Russia’s urgent need for standoff weapons, which allow aircraft to launch indirect attacks on targets that would otherwise expose them to unacceptable risk, led to the introduction of rapidly fielded precision-guided glide bombs. The UMPK, or Unifitsirovannyi Modul Planirovaniya i Korrektsii, meaning unified gliding and correction module, simply adds a wing and guidance kit to any of several types of freefall bombs. Despite their limitations, these weapons have become a major concern for Ukraine.

A UMPK precision-guided glide bomb. via X Via Twitter

More recently, an improved version of the Russian precision-guided glide bomb, known as the UMPB has appeared. This builds on experience with the earlier UMPK and is rumored to be suitable for launch from both aircraft and ground-based rocket artillery. There are also suggestions it may be compatible with a motor, for even greater range.

Apparent wreckage of an improved UMPB precision-guided glide bomb. Note the portion of one of the wings below the body. via X

While we don’t know exactly what kinds of distances the UMPK and UMPB can reach, the first of these is said to have a range “much smaller” than the widely reported (but unofficial) 44 miles, which would have put it in a similar class to the U.S.-made JDAM-ER.

With a maximum range of 25 miles, the Kh-38ML might not offer a huge improvement in terms of striking distance, if at all, but it has other obvious benefits.

As a purpose-designed powered munition, the Kh-38ML’s aerodynamic characteristics are much better than these more ad-hoc solutions. There have been various mishaps involving UMPKs, including incidents in which these fell on Russian territory. Overall, their failure rate appears to be high and their accuracy is questionable.

Excavation of an unexploded UMPK dropped accidentally by a Su-34 over Belgorod on April 20, 2023. via X

The Kh-38ML, with its laser guidance, should offer much-improved accuracy as well as the ability to hit moving targets.

The new missile also provides Russia with a significant capability for rapid-response precision strikes. In the past, Iskander-M short-range ballistic missiles have frequently been used to prosecute high-value, time-sensitive targets, for which a missile in the class of the Kh-38M would be a better fit. With targeting provided by an Orlan drone, the Kh-38M offers an ideal way of striking targets of this kind, something that is likely impossible with glide bombs, which are understood to require targeting data to be uploaded prior to takeoff.

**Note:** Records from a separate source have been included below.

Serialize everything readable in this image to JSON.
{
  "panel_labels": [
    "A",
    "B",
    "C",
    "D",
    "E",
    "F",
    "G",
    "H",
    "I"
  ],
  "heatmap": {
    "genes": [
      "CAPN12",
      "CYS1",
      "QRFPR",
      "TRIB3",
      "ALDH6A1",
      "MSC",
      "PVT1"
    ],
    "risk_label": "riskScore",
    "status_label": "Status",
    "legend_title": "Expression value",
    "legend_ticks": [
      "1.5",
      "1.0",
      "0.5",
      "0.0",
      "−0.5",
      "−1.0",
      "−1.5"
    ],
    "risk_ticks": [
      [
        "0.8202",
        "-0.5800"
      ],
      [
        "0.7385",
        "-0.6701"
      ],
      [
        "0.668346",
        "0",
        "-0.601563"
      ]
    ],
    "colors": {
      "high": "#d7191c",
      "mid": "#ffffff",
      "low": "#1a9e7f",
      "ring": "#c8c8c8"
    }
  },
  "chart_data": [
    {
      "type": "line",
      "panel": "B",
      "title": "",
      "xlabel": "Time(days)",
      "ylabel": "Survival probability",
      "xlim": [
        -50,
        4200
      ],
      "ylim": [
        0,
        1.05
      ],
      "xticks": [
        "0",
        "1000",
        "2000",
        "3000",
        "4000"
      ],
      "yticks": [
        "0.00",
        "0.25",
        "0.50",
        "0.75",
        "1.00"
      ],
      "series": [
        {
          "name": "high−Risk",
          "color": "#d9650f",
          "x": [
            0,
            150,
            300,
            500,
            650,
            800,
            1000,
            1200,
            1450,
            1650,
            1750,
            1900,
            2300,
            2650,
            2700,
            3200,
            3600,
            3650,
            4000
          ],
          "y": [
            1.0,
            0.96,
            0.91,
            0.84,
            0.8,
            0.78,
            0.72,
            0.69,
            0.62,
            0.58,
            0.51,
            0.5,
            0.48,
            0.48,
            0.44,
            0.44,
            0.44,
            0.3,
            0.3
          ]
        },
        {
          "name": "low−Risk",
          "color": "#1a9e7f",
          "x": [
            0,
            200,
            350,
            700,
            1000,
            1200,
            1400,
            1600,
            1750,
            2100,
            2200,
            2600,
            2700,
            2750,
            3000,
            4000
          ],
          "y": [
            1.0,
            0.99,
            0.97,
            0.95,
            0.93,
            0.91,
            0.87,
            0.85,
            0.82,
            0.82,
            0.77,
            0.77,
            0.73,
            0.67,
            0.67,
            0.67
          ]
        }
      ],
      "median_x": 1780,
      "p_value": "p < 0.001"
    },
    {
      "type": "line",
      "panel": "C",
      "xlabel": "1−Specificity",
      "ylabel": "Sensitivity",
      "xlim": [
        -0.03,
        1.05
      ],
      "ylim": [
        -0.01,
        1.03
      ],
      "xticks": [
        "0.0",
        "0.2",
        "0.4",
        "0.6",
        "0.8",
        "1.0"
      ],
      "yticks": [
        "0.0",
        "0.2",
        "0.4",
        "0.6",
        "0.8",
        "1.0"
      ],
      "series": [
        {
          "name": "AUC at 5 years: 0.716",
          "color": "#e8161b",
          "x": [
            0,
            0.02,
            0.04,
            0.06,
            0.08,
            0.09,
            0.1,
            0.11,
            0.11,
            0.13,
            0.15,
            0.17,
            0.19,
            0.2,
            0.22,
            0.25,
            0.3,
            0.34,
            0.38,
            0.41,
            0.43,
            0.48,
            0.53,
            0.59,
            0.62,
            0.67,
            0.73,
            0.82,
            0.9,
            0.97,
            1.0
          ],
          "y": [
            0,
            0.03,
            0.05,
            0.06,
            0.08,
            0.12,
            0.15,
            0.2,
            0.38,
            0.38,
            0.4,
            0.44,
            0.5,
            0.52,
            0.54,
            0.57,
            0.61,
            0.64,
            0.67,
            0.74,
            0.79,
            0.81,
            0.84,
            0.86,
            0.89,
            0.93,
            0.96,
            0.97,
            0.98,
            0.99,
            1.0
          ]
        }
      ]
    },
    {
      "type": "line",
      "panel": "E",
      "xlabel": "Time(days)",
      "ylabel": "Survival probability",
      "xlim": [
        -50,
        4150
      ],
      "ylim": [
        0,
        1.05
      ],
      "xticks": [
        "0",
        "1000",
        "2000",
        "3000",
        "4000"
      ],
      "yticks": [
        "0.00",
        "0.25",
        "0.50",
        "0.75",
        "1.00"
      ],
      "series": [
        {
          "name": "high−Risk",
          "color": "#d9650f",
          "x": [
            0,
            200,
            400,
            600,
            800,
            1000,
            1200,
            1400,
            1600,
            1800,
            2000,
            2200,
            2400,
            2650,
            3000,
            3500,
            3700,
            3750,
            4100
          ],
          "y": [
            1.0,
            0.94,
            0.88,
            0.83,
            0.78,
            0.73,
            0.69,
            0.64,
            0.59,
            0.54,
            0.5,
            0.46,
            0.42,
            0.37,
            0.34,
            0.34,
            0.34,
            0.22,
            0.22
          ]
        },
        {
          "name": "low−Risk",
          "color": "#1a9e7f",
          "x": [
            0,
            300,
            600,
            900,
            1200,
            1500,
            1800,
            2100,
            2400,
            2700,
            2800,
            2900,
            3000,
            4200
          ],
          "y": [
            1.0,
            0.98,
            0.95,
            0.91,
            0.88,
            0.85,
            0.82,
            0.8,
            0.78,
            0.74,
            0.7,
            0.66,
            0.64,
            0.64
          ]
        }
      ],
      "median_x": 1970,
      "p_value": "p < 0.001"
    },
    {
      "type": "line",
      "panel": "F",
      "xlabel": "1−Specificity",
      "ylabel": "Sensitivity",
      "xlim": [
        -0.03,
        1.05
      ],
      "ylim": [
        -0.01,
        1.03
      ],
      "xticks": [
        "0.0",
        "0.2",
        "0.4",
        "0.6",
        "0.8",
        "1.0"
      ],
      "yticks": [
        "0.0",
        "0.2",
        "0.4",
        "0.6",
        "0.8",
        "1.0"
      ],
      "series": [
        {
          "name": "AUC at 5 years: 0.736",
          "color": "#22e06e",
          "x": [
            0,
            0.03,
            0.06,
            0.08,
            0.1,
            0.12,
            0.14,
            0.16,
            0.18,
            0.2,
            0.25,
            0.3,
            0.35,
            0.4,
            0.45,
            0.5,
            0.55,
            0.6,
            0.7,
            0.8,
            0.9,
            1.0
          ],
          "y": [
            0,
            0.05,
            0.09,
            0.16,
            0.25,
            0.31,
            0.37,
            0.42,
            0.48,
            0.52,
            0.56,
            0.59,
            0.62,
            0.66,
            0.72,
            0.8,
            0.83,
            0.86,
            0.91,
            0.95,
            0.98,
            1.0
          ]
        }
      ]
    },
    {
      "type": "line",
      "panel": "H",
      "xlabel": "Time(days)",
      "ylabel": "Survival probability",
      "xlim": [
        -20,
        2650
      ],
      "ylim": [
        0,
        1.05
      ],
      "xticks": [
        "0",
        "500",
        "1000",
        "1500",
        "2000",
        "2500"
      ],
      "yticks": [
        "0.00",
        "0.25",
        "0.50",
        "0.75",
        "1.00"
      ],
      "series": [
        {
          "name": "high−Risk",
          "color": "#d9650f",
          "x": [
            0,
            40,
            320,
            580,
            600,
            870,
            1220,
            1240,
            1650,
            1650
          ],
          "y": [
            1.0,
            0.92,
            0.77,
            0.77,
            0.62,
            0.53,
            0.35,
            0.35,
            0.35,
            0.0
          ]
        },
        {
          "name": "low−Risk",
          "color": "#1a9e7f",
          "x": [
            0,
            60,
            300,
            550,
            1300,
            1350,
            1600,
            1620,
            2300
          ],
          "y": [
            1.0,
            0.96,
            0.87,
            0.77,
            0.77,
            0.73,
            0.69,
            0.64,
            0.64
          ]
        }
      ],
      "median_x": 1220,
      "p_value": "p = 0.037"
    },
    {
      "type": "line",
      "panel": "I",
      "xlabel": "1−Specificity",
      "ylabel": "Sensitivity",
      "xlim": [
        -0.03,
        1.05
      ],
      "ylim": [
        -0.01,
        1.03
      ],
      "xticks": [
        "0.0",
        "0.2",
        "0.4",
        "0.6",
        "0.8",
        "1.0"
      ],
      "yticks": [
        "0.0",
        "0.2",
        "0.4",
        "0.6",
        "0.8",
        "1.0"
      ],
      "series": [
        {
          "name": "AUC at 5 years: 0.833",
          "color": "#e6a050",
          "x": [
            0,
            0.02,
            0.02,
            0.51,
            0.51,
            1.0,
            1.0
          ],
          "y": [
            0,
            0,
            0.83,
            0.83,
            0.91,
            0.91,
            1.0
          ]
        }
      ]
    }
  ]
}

In this regard, the Kh-38M can help fill a glaring gap in the Russian armory, which currently offers limited options for striking time-sensitive targets much beyond the front lines, especially moving ones.

Overall, the flurry of Kh-38ML imagery at this stage points to Russia’s continuing efforts to introduce (more effective) air-launched weapons with standoff range. This has likely been driven by recent spikes in losses of tactical aircraft — according to Ukrainian sources, at least.

Already, the fairly primitive UMPK has proven to be a considerable headache for Ukrainian air defense operators and the Kh-38ML will only compound their problems, provided it’s fielded in meaningful numbers.

This latter point may reveal the major drawback of the Kh-38ML, namely the ability of Russia’s industry to produce it in the quantities needed. Hampered by crippling international sanctions, Russia’s ability to manufacture high-technology weapons without access to Western components has been repeatedly questioned.

A new offensive in the Kharkiv region means that Russian aircraft will likely be operating more frequently in close proximity to Ukrainian ground-based air defenses. As such, weapons offering standoff range, like the Kh-38ML, are only likely to become more important to the Russian Aerospace Forces and will provide Ukraine with further difficulties as it seeks to counter them.